Maintenant je les entends monter au créneau parce que l’on voudrait nous faire croire, et cela vise à faire peur aux gens, qu’en France il y aurait une centaine de « Möllenbeck ».

Il faut arrêter ! On pointe du doigt certaines catégories de la population alors que l’on sait bien que s’est une poignée, que le problème est très complexe, qu’il y a des problèmes de géopolitique et bien sûr si on peut court-circuiter les citoyens dans ce débat on le fera.

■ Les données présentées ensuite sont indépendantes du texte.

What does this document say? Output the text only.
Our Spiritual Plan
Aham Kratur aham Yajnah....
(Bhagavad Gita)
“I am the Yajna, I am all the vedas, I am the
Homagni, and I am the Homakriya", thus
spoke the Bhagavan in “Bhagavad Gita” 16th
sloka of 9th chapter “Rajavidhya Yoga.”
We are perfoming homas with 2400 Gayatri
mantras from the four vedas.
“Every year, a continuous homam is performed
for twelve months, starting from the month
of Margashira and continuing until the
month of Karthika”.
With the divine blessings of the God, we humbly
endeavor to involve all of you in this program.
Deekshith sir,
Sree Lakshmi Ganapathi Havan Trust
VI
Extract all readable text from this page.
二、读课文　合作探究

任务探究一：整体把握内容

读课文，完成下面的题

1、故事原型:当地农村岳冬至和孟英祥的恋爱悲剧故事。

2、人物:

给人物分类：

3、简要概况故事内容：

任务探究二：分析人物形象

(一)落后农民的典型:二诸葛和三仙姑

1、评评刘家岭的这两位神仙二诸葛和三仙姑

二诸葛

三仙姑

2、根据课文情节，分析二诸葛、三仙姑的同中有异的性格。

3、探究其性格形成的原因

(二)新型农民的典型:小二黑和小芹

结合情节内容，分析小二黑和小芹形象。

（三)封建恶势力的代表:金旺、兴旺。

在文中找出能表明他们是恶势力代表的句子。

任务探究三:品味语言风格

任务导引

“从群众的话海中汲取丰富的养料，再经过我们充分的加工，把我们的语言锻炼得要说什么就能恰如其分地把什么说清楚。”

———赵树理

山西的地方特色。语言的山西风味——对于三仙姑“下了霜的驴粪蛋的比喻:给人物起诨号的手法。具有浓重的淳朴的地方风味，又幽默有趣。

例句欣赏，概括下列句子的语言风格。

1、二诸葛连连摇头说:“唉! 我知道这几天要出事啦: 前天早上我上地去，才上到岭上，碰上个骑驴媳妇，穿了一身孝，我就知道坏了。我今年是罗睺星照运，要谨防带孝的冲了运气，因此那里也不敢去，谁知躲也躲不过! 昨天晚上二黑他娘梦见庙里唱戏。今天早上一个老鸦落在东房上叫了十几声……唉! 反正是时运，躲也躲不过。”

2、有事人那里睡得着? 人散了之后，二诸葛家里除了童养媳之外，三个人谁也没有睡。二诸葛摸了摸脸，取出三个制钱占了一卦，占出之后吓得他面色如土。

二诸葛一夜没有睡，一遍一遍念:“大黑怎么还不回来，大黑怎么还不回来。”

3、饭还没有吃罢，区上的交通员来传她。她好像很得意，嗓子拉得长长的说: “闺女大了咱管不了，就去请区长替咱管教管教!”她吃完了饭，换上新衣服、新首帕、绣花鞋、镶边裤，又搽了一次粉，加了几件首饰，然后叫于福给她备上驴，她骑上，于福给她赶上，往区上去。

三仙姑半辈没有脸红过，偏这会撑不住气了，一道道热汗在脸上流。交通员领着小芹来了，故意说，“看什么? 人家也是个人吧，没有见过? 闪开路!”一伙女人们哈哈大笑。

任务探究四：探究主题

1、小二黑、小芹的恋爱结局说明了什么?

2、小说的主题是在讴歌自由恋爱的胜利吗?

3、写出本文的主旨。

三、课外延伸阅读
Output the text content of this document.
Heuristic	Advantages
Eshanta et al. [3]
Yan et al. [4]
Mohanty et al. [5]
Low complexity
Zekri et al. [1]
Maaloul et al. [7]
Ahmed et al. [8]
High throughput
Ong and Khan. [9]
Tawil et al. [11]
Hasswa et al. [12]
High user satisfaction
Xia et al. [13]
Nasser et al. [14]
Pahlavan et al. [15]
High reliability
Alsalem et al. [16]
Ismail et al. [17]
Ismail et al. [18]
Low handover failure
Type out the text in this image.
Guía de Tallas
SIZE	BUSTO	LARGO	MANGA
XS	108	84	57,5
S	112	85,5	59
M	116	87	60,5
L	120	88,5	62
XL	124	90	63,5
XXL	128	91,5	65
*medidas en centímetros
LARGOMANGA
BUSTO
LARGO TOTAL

Je me refuse à rentrer dans ce type de débat parce que chaque fois on est dans une posture électoraliste, clientéliste et en plus on fait le jeu de l’extrême droite.

 

DG : Jean-Marie merci. Très rapidement as-tu quelque chose à signaler aux auditeurs qui permettrait de garder non seulement espoir mais qui permettrait de voir la lumière au bout du tunnel ?

 

JMB : Deux mots : l’émancipation sociale et l’égalité. Je crois que ce sont les deux boussoles que nous devons avoir dans la période présente où l’on voit bien qu’il y a plein de « pêcheurs » en eau trouble de partout.

 

DG : Merci. Le livre du mois : la revue L’Idée Libre n°312 qui vient de sortir sur le Canada. Disponible dans notre librairie.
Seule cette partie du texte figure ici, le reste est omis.